挂掉电话,回到候机座位不大一会儿,两人便登机了。
两人的座位隔了好几排,简惜用她青春无敌美少女的笑容,成功忽悠一位大叔和换了座位,挨着新禹坐了下来,新禹可是相当地不自然,闷了好一会儿才说:“简惜,你这是干嘛?干嘛要陪我一起走,你家里人能放心嘛?”
“不放心啊!可是你一个人走,我和你外公外婆也不放心啊!这样只好陪着你一起,也好让他们心中有个底,不至于以为你失踪了,有个好歹什么的”简惜靠在椅背上,小包包就放在膝上,闭上眼睛轻轻说道。
他们的座位是经济舱的,座椅不是很舒服,亏了他们俩没有胖人,要不然更是憋得上不来气儿,调整了一下坐姿,然后两人一时之间没人说话了。
新禹英俊但还有些稚嫩的脸上表情复杂,眼睛望向了窗外,不知道想些什么,而简惜看看她,也不再言语,漫无目地的望着还在陆续进来的乘客和忙碌的空姐。
他们的目的地是云南,飞机加上经停,得需要六个小时左右,到的时候也已经是晚上了。
飞机冲上了云霄,飞向了南方,飞机起飞半个多小时了,新禹才慢慢收回自己的思绪,转头看看耳朵上插着手机耳机的简惜,有些无奈地开口说道:“简惜,我没想到你会跟着我来,其实我在气头上,一下子没有想到外公外婆的心情,缓缓心情,我会告诉他们我在哪里的,不管怎么说,谢谢你”。
简惜拿掉耳机,半侧着身子轻声说道:“没事的,只是你外公外婆吓坏了,他们年龄大了,不经吓的,你是他们的亲外孙,他们拿你跟眼珠子一样珍惜,你有些冲动了……”
“还有,你到底是什么原因会这么愤怒,这么失控?”简惜终于把她想知道的问题,问了出来。

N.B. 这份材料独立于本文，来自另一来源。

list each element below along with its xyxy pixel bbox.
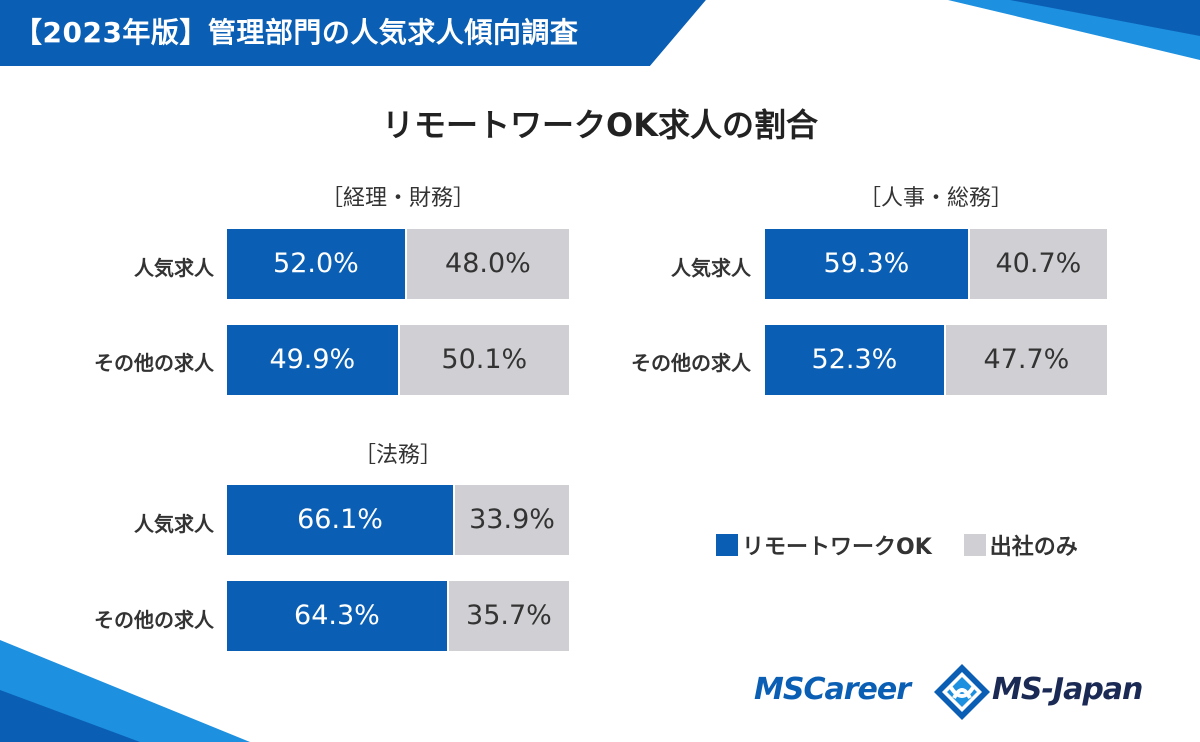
bar-segment-remote: 66.1% (227, 485, 454, 555)
chart-title: リモートワークOK求人の割合 (381, 106, 818, 144)
header-banner (0, 0, 706, 66)
bar-segment-office: 50.1% (397, 325, 569, 395)
bar-segment-office: 40.7% (967, 229, 1107, 299)
legend-swatch-remote (716, 534, 738, 556)
bar-segment-office: 47.7% (943, 325, 1107, 395)
bar-row: 49.9% 50.1% (227, 325, 569, 395)
banner-title: 【2023年版】管理部門の人気求人傾向調査 (14, 16, 579, 49)
chart-legend: リモートワークOK 出社のみ (716, 529, 1078, 561)
row-label: 人気求人 (134, 512, 214, 536)
row-label: 人気求人 (671, 256, 751, 280)
panel-title-legal: ［法務］ (353, 443, 442, 468)
bar-segment-remote: 52.0% (227, 229, 405, 299)
ms-japan-logo-mark-icon (934, 664, 990, 720)
bar-segment-remote: 52.3% (765, 325, 944, 395)
panel-title-accounting: ［経理・財務］ (320, 186, 475, 211)
top-right-stripe-dark (1010, 0, 1200, 36)
legend-label-remote: リモートワークOK (742, 535, 932, 560)
legend-label-office: 出社のみ (989, 535, 1078, 560)
row-label: その他の求人 (94, 608, 214, 632)
row-label: その他の求人 (631, 351, 751, 375)
bar-row: 59.3% 40.7% (765, 229, 1107, 299)
bar-segment-remote: 59.3% (765, 229, 968, 299)
banner-stripe (650, 0, 716, 66)
ms-japan-logo: MS-Japan (992, 672, 1143, 707)
row-label: その他の求人 (94, 351, 214, 375)
bar-segment-remote: 64.3% (227, 581, 447, 651)
panel-title-hr: ［人事・総務］ (858, 186, 1013, 211)
bar-segment-office: 48.0% (404, 229, 569, 299)
legend-swatch-office (963, 534, 986, 556)
bar-segment-office: 33.9% (453, 485, 569, 555)
bar-row: 52.3% 47.7% (765, 325, 1107, 395)
mscareer-logo: MSCareer (754, 672, 911, 707)
bar-segment-remote: 49.9% (227, 325, 398, 395)
bottom-left-stripe-dark (0, 690, 140, 742)
bar-row: 52.0% 48.0% (227, 229, 569, 299)
bar-row: 64.3% 35.7% (227, 581, 569, 651)
bar-segment-office: 35.7% (446, 581, 569, 651)
bar-row: 66.1% 33.9% (227, 485, 569, 555)
row-label: 人気求人 (134, 256, 214, 280)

“这——”新禹听到这话,表情瞬间变得晦涩,苦笑一声,眼睛望向窗外,看着外面的白云朵朵,好一会儿,才缓缓说道:“是我爸,我爸昨晚回家,突然跟我谈了一些话,他说——他说——他要结婚了,日子就在下个月的下旬,那个女人我还见过,曾经去我奶奶有吃饭,他说:他犹豫了好久,一是因为怕我可能会接受不了,二来还不知道他们的交往会不会开花结果,三来也是因为我面临中考,怕我因此会分心,影响考试,所以他从不曾刻意地告诉过我,他们交往已经一年多了,他说那女人曾经是他的恋人,当时因为家人的反对才没能在一起,可是后来她离婚了,而他现在也单身,才使这种不可能变为可能,而他也直到现在准备一起生活了,我也中考完了,才下定决心告诉我,我爸他原来以为我见过她,心中会有所感觉,会有些心理准备,可是——我——”新禹说道这里有些说不下去,顿了一下。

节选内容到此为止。